Der Berufung wird gemäß §66 Abs4 des Allgemeinen Verwaltungsverfahrensgesetzes (AVG) 1991 Folge gegeben und das erstinstanzliche Straferkenntnis aufgehoben.

 

Gleichzeitig wird gemäß §45 Abs1 Z1 des Verwaltungsstrafgesetzes (VStG) 1991 die Einstellung des Verwaltungsstrafverfahrens verfügt.

Text

Mit Straferkenntnis vom 24.3.1998, Zl. 3-*****-97, erkannte die Bezirkshauptmannschaft XX den nunmehrigen Berufungswerber der Begehung einer Verwaltungsübertretung nach §20 Abs2 StVO schuldig, weil er am 2.10.1997, 08.52 Uhr, im Gemeindegebiet B F-B, **, ***********, km 42,5, Richtungsfahrbahn Graz, als Lenker des PKWs W-******, auf der Autobahn schneller als die erlaubte Höchstgeschwindigkeit von 130 km/h gefahren war (203 km/h gemessene Geschwindigkeit), und verhängte hiefür gemäß §99 Abs3 lita StVO eine Geldstrafe von S 7.000,-- (Ersatzfreiheitsstrafe: 144 Stunden) unter gleichzeitiger Vorschreibung eines Kostenbeitrages gemäß §64 Abs2 VStG von S 700,--.

 

Gegen dieses Straferkenntnis erhob der Beschuldigte fristgerecht am 10.4.1998 mit der Begründung Berufung, dass es sich bei dem von ihm zur Tatzeit gelenkten Tatfahrzeug aufgrund der tatzeitlichen Verwendung des Blaulichtes um ein Einsatzfahrzeug gehandelt habe, weshalb er gemäß §26 Abs2 StVO nicht an die in §20 Abs2 StVO normierte Geschwindigkeitsbeschränkung gebunden gewesen sei. Darüber hinaus sei mittels einer zweiten Leuchte aus dem Innenraum dieses Einsatzfahrzeuges ständig nach vorne blaues Blitzlicht ausgestrahlt worden.

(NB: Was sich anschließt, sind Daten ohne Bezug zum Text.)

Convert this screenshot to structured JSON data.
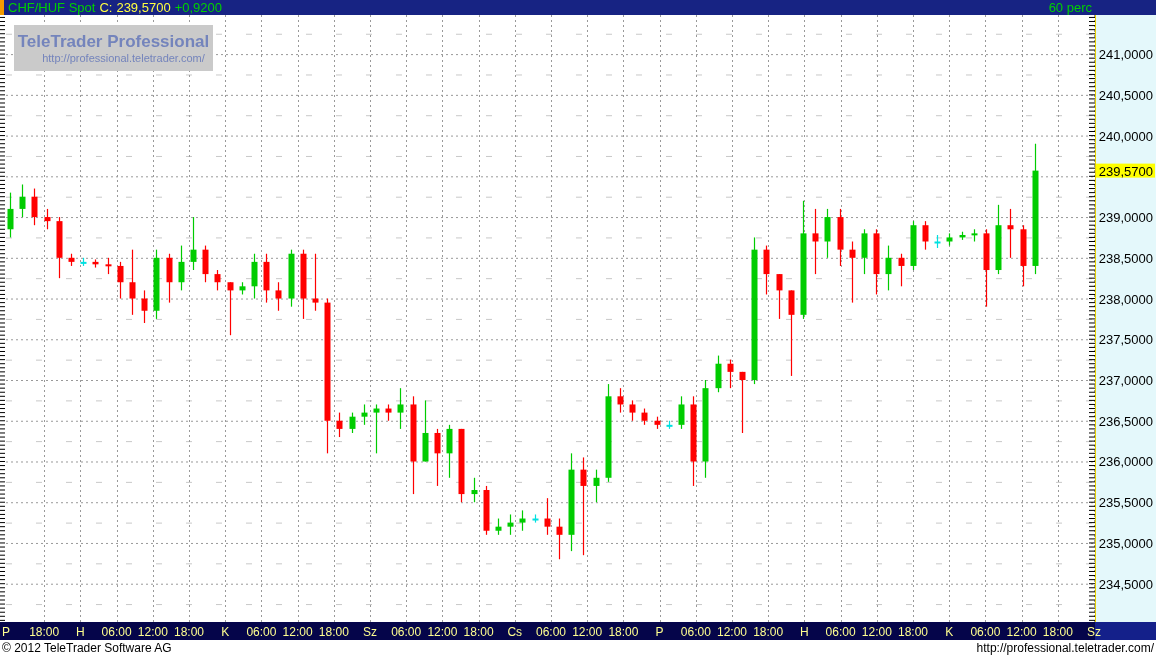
{
  "header": {
    "symbol": "CHF/HUF Spot",
    "close_label": "C:",
    "close": "239,5700",
    "change": "+0,9200",
    "period": "60 perc"
  },
  "logo": {
    "title": "TeleTrader Professional",
    "url": "http://professional.teletrader.com/"
  },
  "chart": {
    "current_price": "239,5700",
    "price_labels_above_marker": [
      "241,0000",
      "240,5000",
      "240,0000"
    ],
    "price_labels_below_marker": [
      "239,0000",
      "238,5000",
      "238,0000",
      "237,5000",
      "237,0000",
      "236,5000",
      "236,0000",
      "235,5000",
      "235,0000",
      "234,5000"
    ],
    "time_labels": [
      "P",
      "18:00",
      "H",
      "06:00",
      "12:00",
      "18:00",
      "K",
      "06:00",
      "12:00",
      "18:00",
      "Sz",
      "06:00",
      "12:00",
      "18:00",
      "Cs",
      "06:00",
      "12:00",
      "18:00",
      "P",
      "06:00",
      "12:00",
      "18:00",
      "H",
      "06:00",
      "12:00",
      "18:00",
      "K",
      "06:00",
      "12:00",
      "18:00",
      "Sz"
    ]
  },
  "footer": {
    "copyright": "© 2012 TeleTrader Software AG",
    "url": "http://professional.teletrader.com/"
  }
}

Er beantrage daher die Aufhebung des Straferkenntnisses sowie die Verfahrenseinstellung.

 

Mit Schreiben vom 15.4.1998 legte die Bezirkshauptmannschaft XX den gegenständlichen Verwaltungsstrafakt zur Berufungsentscheidung vor.

 

Gemäß §51e Abs1 VStG führte die Berufungsbehörde am 20.5.1999 eine öffentliche mündliche Verhandlung in Anwesenheit des Beschuldigten durch, anlässlich welcher die Einvernahme des Zeugen (zur Tatzeit Rev., nunmehr Gr.Insp. W H erfolgte.

 

 

Der Unabhängige Verwaltungssenat im Land Niederösterreich hat erwogen:

 

Aufgrund der Beschuldigtenverantwortung (s. Meldung vom 9.1.1998, Schreiben vom 4.3.1998, Berufungsschrift, Einvernahme in der Berufungsverhandlung) und den damit übereinstimmenden, unter Wahrheitspflicht stehend getätigten, Angaben des Zeugen Gr.Insp. H in der Berufungsverhandlung steht fest, dass der Rechtsmittelwerber das Tatfahrzeug, in welchem er den Zeugen Gr.Insp. H am Beifahrersitz mitbefördert hat, zur Tatzeit am Tatort, für welchen eine erlaubte Höchstgeschwindigkeit von 130 km/h gegolten hat, unter Einhaltung einer Fahrgeschwindigkeit von knapp 200 km/h gelenkt hat und somit auf der Autobahn schneller als 130 km/h gefahren ist.

 

Diese Tat entspricht dem Tatbestand einer Verwaltungsübertretung nach §20 Abs2 StVO.

 

Unter Zugrundelegung der diesbezüglich übereinstimmenden Verfahrensergebnisse (s. Angaben des Beschuldigten und des Zeugen Gr.Insp. H, Mitteilung der BPD ****, Verkehrsamt, vom 11.12.1997, schriftliche Stellungnahmen des Leiters des Kraftfahrreferates der BPD ****, M F (nunmehriger Rang: Oberst), vom 23.1.1998 und 26.4.1999) ist weiters erwiesen, dass es sich beim Tatfahrzeug (PKW Opel Vectra) um ein Dienstkraftfahrzeug (Zulassungsbesitzer: BPD ****, Kraftfahrreferat) gehandelt hat, welches zur Tatzeit mit dem Deckkennzeichen W-******* versehen und mit diverser sicherheits- und kriminaldienstlicher Spezialausrüstung ausgestattet gewesen ist.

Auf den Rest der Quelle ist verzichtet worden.